Fracking’s challenges

Toledo Blade - January 7, 2012
   

Commentary

As Ohio seeks to cash in on expanded oil and natural-gas exploration and production, it needs stronger rules governing drilling procedures to protect Ohioans’ health and safety.

Gov. John Kasich’s administration cannot dismiss new seismic evidence that draws potential links between the controversial process of hydraulic fracturing, or fracking, and earthquakes. Nor can the governor ignore the costs of better roads and other improvements that the anticipated drilling frenzy will demand. He needs to be willing to raise the revenue to meet those demands and enforce environmental rules by appropriately taxing those who are so eager to extract Ohio’s mineral wealth.

Fracking uses toxic chemicals, sand, and lots of water, under high pressure, to fracture underground rock to get at trapped oil and natural gas. Although the technology has been around for decades, a new technique shows promise in getting to vast reserves in the Marcellus and Utica shale regions of northeastern and central Ohio. Mr. Kasich says he sees great job-creation potential in fracking.

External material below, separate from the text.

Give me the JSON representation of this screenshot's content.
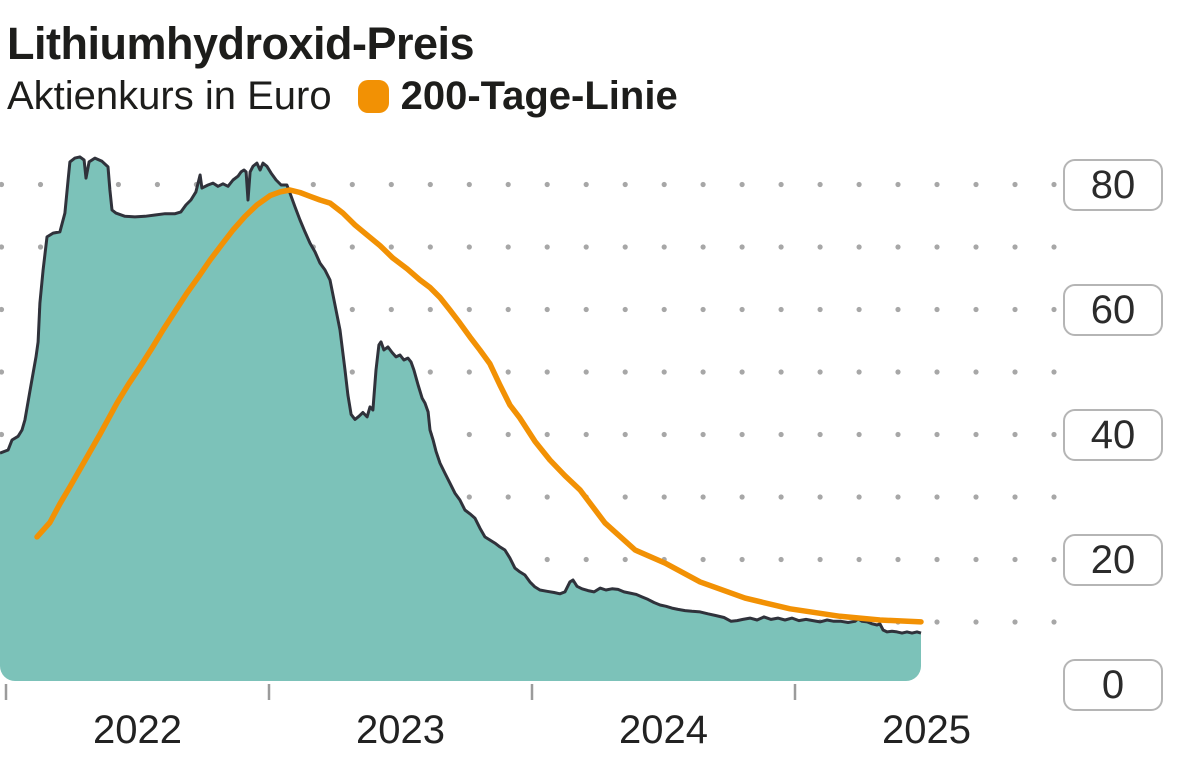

The governor’s new director of the Ohio Department of Natural Resources, Jim Zehringer, deserves credit for temporarily banning injection of waste products from fracking within five miles of a Youngstown well that has been linked to 11 earthquakes in nine months, including one last Saturday. That decision will give local residents some peace of mind as state officials study seismic evidence.

But Governor Kasich’s commitment to public and environmental health can’t stop there. He must keep his promise to do fracking right, economically as well as environmentally, despite the pleas of industry lobbyists.

Ohio’s severance tax on oil and natural-gas drillers is less than 1 percent of the value of what they extract; that rate is near the bottom of 35 states that levy such a tax. Ohio could collect as much as $538 million in new tax revenue between now and 2015 if it matched Michigan and West Virginia, which have a 5 percent severance tax, according to the nonpartisan think tank Policy Matters Ohio.

The Kasich administration seems receptive to at least a modest increase in the tax, although it is reluctant to state how much. But Ohio’s oil and gas industry is hot because of the reserves that have become available; a 5 percent severance tax would not dissuade producers. If Ohio fails to increase its severance tax on drillers, taxpayers will bear the burden of drilling’s higher costs.

Eighty years ago, Ohio’s first drilling frenzy went from boom to bust. Bad drilling techniques wrecked northwest Ohio wells so much that a mass industry exodus to Texas and Oklahoma ensued.

Officials no longer can use the industry’s growing pains as an excuse. They must use the best available science to establish pollution safeguards to govern fracking that are strong enough to protect the state’s drinking water.

They need to develop and enforce effective rules for proper disposal of toxic materials. They must create a trust fund into which oil and gas companies will pay their fair share of tax revenue to cover production costs.

Ohio’s potential oil and gas drilling boom presents exciting opportunities, but also myriad challenges. Governor Kasich must appropriately balance both sets of prospects.